Santa Clarita City Manager George Caravalho complained that Santa Clarita has not been included in negotiations between Los Angeles city and county governments over the proposed dump just east of Santa Clarita's borders and the Antelope Valley Freeway. He called for a face-to-face meeting of officials from Santa Clarita, Los Angeles and the county.
Repeating what has been the Santa Clarita City Council's position for months, he said the city would endorse a dump in Elsmere only if its environmental concerns are addressed.
Caravalho asked for a promise that the city of Los Angeles will supply water to Santa Clarita if the dump pollutes the wells on which the new city depends.
Meanwhile, Marc Litchman, administrative assistant to Rep. Howard L. Berman (D-Panorama City), said the pact fails to detail what measures would ensure the landfill is operated safely. Litchman said Berman had not seen the agreement but probably would lobby for stronger environmental controls in the accord.
Sources familiar with negotiations over the landfill criticized the accord as ambiguous, particularly about the use of fees collected for each ton of trash dumped in the canyon. Those ambiguities, the sources said, could generate opposition to the agreement.
But Dana, in a Los Angeles press conference, praised the agreement. "The garbage crisis in Los Angeles County is almost over . . . before it began," he declared.
Dana said that after a decade of rancorous finger-pointing between county leaders and Los Angeles city officials, the two sides began to negotiate in earnest five months ago, leading to the pact to jointly use Elsmere Canyon as a 190-million-ton landfill.
The dump will cost the city and county $125 million, said Richard J. Riordan, who negotiated for the supervisors.

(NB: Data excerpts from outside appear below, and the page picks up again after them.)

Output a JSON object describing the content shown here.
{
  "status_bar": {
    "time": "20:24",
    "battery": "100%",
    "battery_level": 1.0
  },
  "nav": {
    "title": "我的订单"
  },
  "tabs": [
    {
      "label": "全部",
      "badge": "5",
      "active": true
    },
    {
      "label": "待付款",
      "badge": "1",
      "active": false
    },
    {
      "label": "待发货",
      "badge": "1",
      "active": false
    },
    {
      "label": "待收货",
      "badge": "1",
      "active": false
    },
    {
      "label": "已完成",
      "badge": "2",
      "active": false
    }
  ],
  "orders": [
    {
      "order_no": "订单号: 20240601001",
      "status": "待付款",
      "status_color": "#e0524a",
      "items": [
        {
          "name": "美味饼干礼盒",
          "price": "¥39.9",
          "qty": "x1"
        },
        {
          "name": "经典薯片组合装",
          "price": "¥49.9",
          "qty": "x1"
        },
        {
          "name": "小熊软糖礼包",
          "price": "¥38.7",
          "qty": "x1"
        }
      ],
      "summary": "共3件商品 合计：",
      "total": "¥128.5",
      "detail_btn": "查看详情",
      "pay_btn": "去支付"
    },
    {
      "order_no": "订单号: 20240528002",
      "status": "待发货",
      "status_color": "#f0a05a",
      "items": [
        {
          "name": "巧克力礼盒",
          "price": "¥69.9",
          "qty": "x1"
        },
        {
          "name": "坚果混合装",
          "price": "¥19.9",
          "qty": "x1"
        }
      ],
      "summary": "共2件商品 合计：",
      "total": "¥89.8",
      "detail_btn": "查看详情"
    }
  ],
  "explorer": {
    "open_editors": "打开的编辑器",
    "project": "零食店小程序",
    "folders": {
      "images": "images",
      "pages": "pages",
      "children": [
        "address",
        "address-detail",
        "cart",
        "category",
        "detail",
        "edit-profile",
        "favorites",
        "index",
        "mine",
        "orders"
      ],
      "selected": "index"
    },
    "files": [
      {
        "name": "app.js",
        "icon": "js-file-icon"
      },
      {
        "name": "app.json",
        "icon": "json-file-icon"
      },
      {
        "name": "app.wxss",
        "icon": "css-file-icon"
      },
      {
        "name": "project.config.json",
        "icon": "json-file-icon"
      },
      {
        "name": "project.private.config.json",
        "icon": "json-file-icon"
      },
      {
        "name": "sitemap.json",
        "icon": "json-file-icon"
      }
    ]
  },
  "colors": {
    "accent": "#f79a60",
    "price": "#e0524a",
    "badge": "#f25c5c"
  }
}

The $125 million will be paid to BKK Corp.--which owns about one-third of the landfill and has agreements to buy the remainder--only after the firm hands over a fully licensed landfill to the city and county, he said.
The pact is expected to be presented to the Los Angeles City Council on Friday and, if approved, returned to the supervisors for final approval. County officials say they hope the landfill will open in 1995.
As for Santa Clarita city officials, Riordan said he was "totally confident that we will reach an agreement with them."
Under the agreement, in return for not opposing the dump, Santa Clarita would receive the land and money. The city of Los Angeles would give Santa Clarita a portion of the defunct Saugus Rehabilitation Center, 520 acres located within the heart of the city, and a fee, still to be negotiated, for each ton of garbage dumped in Elsmere.
Santa Clarita Mayor Jan Heidt asked whether a promise not to oppose the dump would prevent her city from commenting on the project's environmental impact report. "If that's the case, that's just blackmail," Heidt said.
The Santa Clarita City Council has declined to support or oppose the dump until the environmental impact report is completed, perhaps early next year. Marsha McLean, a member of the Elsmere Canyon Preservation Committee, a citizens group, said the committee would ask the council to place a binding referendum on the April ballot that would let city voters decide whether the council should fight or support the proposed dump.